After the Genocide: A Book Review of The Scattering by Lauri Kubuitsile

There is little historical fiction addressing any genocide in Africa, but genocides took place.  

There are even fewer books about what comes after a genocide in Africa.  

While The Scattering by Lauri Kubuitsile addresses  the genocide of the Herero in what is now Namibia, it also delves into the after – and what comes after the genocide may be the most bittersweet of all. Nor is the Herero genocide the only backdrop in this story – which is less about labeling good and evil and more about showing how both good and evil can present itself in anyone using the colonial wars in southern Africa at the dawn of the twentieth century as its vehicle.

Tjipuka and Ruhapo were married, and their future was bright, when General von Trotha issued his infamous order that resulted in the decimation of the Herero people.  The Germans occupying what is now Namibia shot Herero, poisoned waterholes in the desert,  and imprisoned Herero and Namaqua people in bleak concentration camps.  

Woven throughout the story of Tjipuka and Ruhapo is the story of Riette, who becomes caught up in the Second Boer War and finds herself in a British Concentration Camp.  

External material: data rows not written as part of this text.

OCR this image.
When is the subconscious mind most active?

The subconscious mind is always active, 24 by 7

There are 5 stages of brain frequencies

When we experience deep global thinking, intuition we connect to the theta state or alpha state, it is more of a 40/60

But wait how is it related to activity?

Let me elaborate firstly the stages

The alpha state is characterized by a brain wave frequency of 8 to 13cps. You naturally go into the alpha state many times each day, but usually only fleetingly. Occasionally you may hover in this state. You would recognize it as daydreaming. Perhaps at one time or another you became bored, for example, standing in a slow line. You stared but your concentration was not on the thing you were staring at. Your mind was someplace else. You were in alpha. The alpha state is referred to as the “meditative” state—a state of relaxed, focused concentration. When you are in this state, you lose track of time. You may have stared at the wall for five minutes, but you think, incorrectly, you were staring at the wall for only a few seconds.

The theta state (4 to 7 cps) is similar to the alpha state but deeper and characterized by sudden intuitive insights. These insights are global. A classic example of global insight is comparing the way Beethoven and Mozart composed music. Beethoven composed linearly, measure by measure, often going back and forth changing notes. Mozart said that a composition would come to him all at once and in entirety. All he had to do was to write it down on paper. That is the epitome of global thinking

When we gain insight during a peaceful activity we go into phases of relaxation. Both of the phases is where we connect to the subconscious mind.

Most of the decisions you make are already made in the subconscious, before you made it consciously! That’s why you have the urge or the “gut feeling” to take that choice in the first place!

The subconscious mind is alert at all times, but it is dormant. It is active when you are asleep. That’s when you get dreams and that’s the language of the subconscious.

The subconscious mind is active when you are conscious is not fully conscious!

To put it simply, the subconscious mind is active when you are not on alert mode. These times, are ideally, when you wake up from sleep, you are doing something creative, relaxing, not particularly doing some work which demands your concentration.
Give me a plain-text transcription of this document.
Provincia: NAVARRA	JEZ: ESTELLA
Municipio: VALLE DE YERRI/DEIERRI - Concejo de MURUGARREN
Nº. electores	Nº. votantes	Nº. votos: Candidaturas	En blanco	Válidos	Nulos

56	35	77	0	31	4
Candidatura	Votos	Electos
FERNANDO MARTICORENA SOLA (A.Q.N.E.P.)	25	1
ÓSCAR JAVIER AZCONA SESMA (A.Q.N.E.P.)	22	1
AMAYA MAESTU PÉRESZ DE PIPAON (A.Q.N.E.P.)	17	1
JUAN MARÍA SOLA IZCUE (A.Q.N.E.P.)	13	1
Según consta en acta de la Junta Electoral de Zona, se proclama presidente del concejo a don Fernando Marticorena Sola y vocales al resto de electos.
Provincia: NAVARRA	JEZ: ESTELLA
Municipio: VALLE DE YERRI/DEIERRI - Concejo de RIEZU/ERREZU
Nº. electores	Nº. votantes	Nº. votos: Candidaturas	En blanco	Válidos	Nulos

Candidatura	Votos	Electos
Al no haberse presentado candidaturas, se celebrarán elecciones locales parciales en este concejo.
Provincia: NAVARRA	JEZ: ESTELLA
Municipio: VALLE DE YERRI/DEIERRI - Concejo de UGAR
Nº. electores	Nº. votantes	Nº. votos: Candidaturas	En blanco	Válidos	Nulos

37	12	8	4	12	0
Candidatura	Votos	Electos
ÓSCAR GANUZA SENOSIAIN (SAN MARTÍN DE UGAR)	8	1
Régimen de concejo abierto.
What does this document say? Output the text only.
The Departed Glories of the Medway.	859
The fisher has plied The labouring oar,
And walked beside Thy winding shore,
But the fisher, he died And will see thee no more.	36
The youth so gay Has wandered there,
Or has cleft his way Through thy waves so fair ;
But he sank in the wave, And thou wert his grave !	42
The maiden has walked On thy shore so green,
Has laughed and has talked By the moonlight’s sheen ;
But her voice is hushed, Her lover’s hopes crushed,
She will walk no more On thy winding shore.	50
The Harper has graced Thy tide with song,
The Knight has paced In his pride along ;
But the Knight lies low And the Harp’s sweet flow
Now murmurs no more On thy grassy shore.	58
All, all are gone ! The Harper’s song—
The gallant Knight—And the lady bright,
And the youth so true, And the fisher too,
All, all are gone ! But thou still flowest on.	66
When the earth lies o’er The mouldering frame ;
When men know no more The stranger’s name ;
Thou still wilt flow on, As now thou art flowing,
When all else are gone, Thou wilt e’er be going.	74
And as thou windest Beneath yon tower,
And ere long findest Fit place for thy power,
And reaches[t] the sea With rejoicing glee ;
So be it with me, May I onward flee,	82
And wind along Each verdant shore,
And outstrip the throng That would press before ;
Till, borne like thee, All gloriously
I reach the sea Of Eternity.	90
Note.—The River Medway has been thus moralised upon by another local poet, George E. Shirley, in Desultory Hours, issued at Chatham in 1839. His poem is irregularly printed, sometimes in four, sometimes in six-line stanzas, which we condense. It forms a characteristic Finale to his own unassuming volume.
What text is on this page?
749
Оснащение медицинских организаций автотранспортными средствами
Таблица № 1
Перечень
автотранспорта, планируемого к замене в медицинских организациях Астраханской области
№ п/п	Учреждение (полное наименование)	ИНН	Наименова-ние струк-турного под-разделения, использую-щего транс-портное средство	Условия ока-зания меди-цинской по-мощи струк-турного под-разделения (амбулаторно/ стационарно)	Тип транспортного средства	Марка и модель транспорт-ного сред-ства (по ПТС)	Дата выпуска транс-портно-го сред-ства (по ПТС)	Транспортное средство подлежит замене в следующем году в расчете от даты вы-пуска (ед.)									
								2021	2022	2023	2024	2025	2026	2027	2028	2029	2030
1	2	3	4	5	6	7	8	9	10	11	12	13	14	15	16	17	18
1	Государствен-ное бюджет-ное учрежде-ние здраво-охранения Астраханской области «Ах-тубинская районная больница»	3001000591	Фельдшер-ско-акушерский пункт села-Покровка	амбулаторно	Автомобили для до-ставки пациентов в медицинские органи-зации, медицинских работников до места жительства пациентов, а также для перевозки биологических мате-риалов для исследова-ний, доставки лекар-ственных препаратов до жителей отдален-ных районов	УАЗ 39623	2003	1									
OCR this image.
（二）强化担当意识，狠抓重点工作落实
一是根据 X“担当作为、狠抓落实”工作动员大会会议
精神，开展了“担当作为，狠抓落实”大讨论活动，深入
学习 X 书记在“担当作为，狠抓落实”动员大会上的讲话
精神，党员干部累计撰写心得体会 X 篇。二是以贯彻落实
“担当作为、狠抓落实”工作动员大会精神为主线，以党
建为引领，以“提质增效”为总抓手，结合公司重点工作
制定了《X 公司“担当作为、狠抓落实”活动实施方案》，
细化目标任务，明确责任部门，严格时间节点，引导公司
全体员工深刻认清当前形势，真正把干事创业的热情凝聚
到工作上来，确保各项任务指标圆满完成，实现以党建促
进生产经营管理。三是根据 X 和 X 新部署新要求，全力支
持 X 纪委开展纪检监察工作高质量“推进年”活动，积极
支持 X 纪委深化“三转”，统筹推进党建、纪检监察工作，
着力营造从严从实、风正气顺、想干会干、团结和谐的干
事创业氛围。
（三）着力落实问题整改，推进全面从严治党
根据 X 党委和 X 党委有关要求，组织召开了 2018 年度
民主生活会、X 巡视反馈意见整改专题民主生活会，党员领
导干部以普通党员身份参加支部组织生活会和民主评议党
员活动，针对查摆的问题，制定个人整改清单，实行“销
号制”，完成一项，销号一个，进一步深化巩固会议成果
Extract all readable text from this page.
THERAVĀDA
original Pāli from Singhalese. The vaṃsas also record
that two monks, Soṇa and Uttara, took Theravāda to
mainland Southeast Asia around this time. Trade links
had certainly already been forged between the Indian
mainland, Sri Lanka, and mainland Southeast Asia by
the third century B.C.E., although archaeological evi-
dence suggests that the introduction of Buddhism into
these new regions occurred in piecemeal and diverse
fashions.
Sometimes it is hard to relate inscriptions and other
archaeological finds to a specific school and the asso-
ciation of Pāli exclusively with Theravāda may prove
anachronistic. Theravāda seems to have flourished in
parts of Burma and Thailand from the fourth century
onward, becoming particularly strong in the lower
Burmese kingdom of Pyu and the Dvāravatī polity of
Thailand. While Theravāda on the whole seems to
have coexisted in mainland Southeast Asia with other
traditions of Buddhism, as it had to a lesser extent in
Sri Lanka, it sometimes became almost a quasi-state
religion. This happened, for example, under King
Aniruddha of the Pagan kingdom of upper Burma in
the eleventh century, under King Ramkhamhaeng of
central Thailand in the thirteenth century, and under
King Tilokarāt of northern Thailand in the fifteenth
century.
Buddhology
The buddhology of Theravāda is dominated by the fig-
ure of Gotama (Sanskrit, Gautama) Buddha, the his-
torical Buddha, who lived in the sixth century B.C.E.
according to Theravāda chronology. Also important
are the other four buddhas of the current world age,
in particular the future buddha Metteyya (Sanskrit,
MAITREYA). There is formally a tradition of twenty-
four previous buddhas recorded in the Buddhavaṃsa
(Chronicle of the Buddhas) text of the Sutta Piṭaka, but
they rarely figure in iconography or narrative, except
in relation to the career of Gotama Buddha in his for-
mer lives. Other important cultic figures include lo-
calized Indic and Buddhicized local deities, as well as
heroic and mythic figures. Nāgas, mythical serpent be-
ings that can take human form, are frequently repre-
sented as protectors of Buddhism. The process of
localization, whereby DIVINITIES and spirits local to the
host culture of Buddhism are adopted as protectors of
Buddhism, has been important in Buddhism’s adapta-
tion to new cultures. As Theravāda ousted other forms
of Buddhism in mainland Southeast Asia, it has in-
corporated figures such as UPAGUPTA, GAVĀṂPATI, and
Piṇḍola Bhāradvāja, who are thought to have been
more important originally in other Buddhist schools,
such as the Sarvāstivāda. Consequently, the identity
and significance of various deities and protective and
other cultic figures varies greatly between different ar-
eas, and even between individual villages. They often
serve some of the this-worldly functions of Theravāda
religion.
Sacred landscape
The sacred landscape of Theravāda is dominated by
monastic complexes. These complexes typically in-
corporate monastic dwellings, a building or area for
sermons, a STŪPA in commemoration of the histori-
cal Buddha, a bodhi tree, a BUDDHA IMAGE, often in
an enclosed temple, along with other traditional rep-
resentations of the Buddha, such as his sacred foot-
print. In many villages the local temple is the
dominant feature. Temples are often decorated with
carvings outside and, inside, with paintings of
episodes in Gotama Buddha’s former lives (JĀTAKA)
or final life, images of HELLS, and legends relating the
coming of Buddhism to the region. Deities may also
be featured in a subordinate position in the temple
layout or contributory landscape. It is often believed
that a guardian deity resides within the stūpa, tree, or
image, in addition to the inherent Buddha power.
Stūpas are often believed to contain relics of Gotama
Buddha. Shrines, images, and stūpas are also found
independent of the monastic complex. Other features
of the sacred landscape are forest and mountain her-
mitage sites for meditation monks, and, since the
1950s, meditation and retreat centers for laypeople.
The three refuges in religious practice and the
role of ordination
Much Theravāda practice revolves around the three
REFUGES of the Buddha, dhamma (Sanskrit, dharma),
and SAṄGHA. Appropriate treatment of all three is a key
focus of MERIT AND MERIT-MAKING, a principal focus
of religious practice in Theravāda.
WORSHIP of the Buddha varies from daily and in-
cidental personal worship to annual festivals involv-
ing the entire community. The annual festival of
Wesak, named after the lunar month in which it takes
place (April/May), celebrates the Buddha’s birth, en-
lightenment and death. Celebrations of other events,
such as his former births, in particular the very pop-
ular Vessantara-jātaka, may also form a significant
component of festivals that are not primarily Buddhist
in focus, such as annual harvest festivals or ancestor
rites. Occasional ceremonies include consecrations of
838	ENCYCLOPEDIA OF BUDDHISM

Two women living through the events of their time, rather than the men leading the events, form the core of this book.  And it makes a powerful testament of what those with the least power in society experience; during a genocide, and after.  The answers are not obvious or easy, and history often doesn’t do an adequate job of showing the shades of gray in between the stark black and white of events.